MM: “Lounge-adelic” was a romp and totally unexpected. I was in NYC, where I live, waiting for a friend at a posh lounge in Hell’s Kitchen that he chose as our meeting place, a bar I normally wouldn’t go to, being more at home at an East Village dive myself. Anyway, as I was waiting and waiting (because he was late) I doodled on a cocktail napkin and started to describe the lounge, only using words that began with “L” just to make it fun. I thought I was playing a game to pass the time and to keep myself from being too annoyed at my late friend or this pretentious bar with way-overpriced drinks. When he arrived, I was nearly done and so excited that I told him I had to split because I wanted to get home to my dictionary to look up more “L” words that would finish the poem.
I also had fun writing “Bringing Straight Friends to a Gay Bar,” “The Hummus Sexual,” “A Golden Girls Prayer,” “Vanity Smurf” and the two Gertrude Stein imitations. Most often, my favorite lines are dialogue. I love capturing the voices of people: Like my father: “Ya got a set a balls, kid … Bigger than your sister’s even.” Or my twin sister: “Cuz, no offense, your bathroom’s a sty.”
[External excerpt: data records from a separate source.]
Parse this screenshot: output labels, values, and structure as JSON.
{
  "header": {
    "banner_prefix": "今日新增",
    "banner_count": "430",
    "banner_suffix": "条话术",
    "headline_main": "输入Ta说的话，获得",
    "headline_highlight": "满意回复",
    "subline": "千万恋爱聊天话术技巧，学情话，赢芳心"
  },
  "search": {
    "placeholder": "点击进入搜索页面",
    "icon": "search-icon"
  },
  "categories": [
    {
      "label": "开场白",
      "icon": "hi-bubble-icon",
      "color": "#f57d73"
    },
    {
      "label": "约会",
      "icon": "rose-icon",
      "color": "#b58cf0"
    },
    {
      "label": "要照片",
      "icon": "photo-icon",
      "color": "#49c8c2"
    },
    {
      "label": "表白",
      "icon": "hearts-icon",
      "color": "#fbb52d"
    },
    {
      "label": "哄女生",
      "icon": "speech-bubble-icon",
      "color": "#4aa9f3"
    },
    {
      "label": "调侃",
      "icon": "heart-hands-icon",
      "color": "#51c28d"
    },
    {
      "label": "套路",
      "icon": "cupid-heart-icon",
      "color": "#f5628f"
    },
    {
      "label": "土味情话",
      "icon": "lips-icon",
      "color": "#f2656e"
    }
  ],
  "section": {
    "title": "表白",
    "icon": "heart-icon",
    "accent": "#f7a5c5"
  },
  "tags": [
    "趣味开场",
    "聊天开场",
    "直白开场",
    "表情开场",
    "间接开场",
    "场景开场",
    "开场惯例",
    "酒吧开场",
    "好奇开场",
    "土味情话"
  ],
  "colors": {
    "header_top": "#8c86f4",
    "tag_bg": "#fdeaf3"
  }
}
More serious lines that come to mind would be one from “Triptych,” which tries to describe the experience of being in the closet as a child: “The quiet of this dog. Not its lack of language.” And one from “On Castro,” which portrays San Francisco’s famously funky Castro Street as “Just a little more American than America is willing to admit.”
CM: Are you planning to see Fleetwood Mac on their North American tour this year?
MM: Yes! I have tickets for their Madison Square Garden show in April. Excited, too, to be bringing a Fleetwood Mac virgin along for his first show.